Everyone at the D.C. Pen Show asked about the upcoming release of Robert Oster Lake of Fire and I had to tell them, “not until San Francisco,” knowing full well I had a whole bottle. The bottle I have is from the new ink.art series which is designed to be improved for art purposes. The ink.art colors come in 100ml bottles and has added UV protection. The only detailed information I could find about the ink.art inks was from Nick Stewart of Fountain Pen Inks and Bleach on FPN. Bless that Nick and his inky experiments.
With the ink, I also received the new Serendipity Hybrid Pen to try. It was created as a collaboration between Robert Oster and James Finniss of Pensive Pens to create a dip-style fountain pen for ink testing and experimentation. The pen takes standard screw-in size 6 nibs. It shipped with a broad nib but I swapped in a Goulet Pens EF nib to more closely represent the style of writing that I do.
I have a similar style of nib holder that I had made for me by Shawn Newton to hold vintage Esterbrook nibs several years ago that I use for ink sampling and to use my large collection of Esterbrook nibs. I included it in the photo above to show it for comparison. The Serendipity Hybrid Pen is just slightly shorter and has a slightly recessed area at the grip compared to my Esterbrook holder. Otherwise, they are remarkably similar in size and shape.
As for the Lake of Fire ink, there is a notable red violet sheen over the deep blue. The closest color I could find in the ink archive is Pilot Iroshizuku Tsuki-Yu which is a similar color with a similar sheen just a bit lighter overall than Lake of Fire.
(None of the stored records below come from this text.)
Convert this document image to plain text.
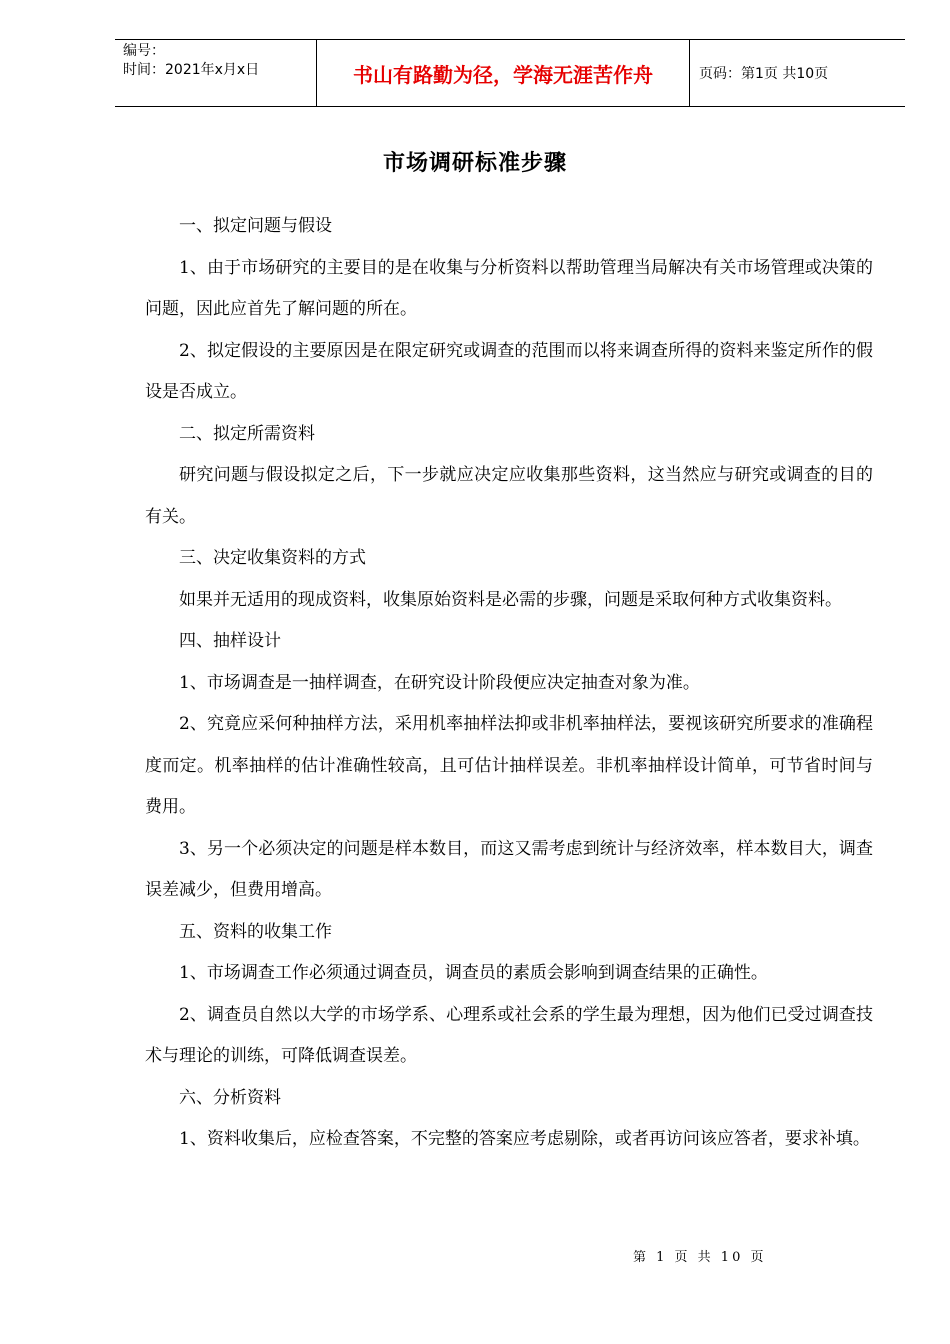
编号：
时间：2021年x月x日	书山有路勤为径，学海无涯苦作舟	页码：第1页 共10页
市场调研标准步骤

一、拟定问题与假设

1、由于市场研究的主要目的是在收集与分析资料以帮助管理当局解决有关市场管理或决策的问题，因此应首先了解问题的所在。

2、拟定假设的主要原因是在限定研究或调查的范围而以将来调查所得的资料来鉴定所作的假设是否成立。

二、拟定所需资料

研究问题与假设拟定之后，下一步就应决定应收集那些资料，这当然应与研究或调查的目的有关。

三、决定收集资料的方式

如果并无适用的现成资料，收集原始资料是必需的步骤，问题是采取何种方式收集资料。

四、抽样设计

1、市场调查是一抽样调查，在研究设计阶段便应决定抽查对象为准。

2、究竟应采何种抽样方法，采用机率抽样法抑或非机率抽样法，要视该研究所要求的准确程度而定。机率抽样的估计准确性较高，且可估计抽样误差。非机率抽样设计简单，可节省时间与费用。

3、另一个必须决定的问题是样本数目，而这又需考虑到统计与经济效率，样本数目大，调查误差减少，但费用增高。

五、资料的收集工作

1、市场调查工作必须通过调查员，调查员的素质会影响到调查结果的正确性。

2、调查员自然以大学的市场学系、心理系或社会系的学生最为理想，因为他们已受过调查技术与理论的训练，可降低调查误差。

六、分析资料

1、资料收集后，应检查答案，不完整的答案应考虑剔除，或者再访问该应答者，要求补填。

第 1 页 共 10 页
Other inks that might be close start to lean more blue-black or deep navy.
The writing sample shows both the ink and the nibs used with the Serendipity Hybrid Pen using a broad nib and an EF nib, a paint brush, a Zebra G dip nib, and my Shawn Newton nib holder and an Esterbrook nib holder with a #2442 nib.
I like the idea of the Serendipity Hybrid Pen but I found the grip section a bit awkward. I couldn’t figure out exactly where to put my thumb. I either had to choke up on the grip toward the nib or move my hand back away from the grip. I prefer the smooth grip on my Newton holder.
Lake of Fire will be available in the US at the San Francisco Pen Show in both the Signature and ink.art formulas and then through all your favorite retailers.
DISCLAIMER: This item was sent to me free of charge by Robert Oster, James Finniss of Pensive Pens and Bauer Inks of Canada for the purpose of review. Please see the About page for more details.
4 comments / Add your comment below
I’m wondering if the ink.art inks behave noticeably differently in fountain pens from the regular inks. Have you observed differences?
None that I can tell. It’s been widely distributed to friends as well and no one has mentioned anything in regards to the Lake of Fire ink.art.
I’ve wanted this ink since I first saw it a couple of months ago. But all I can find in the US are the “Signature” inks, and not the ink.art version. I want to use this color in a fountain pen, but the samples so far I’ve seen of the “signature” version look totally different than the ink.art samples (mainly, it looks like the sheen is almost all gone). Do you know if they look different?
The ink.Art and Signature inks sheen the same. It could be the paper that the swatches are on. Tomoe River and the Col-o-ring paper are going to show more sheen than standard office paper or Leuchtturm and the like.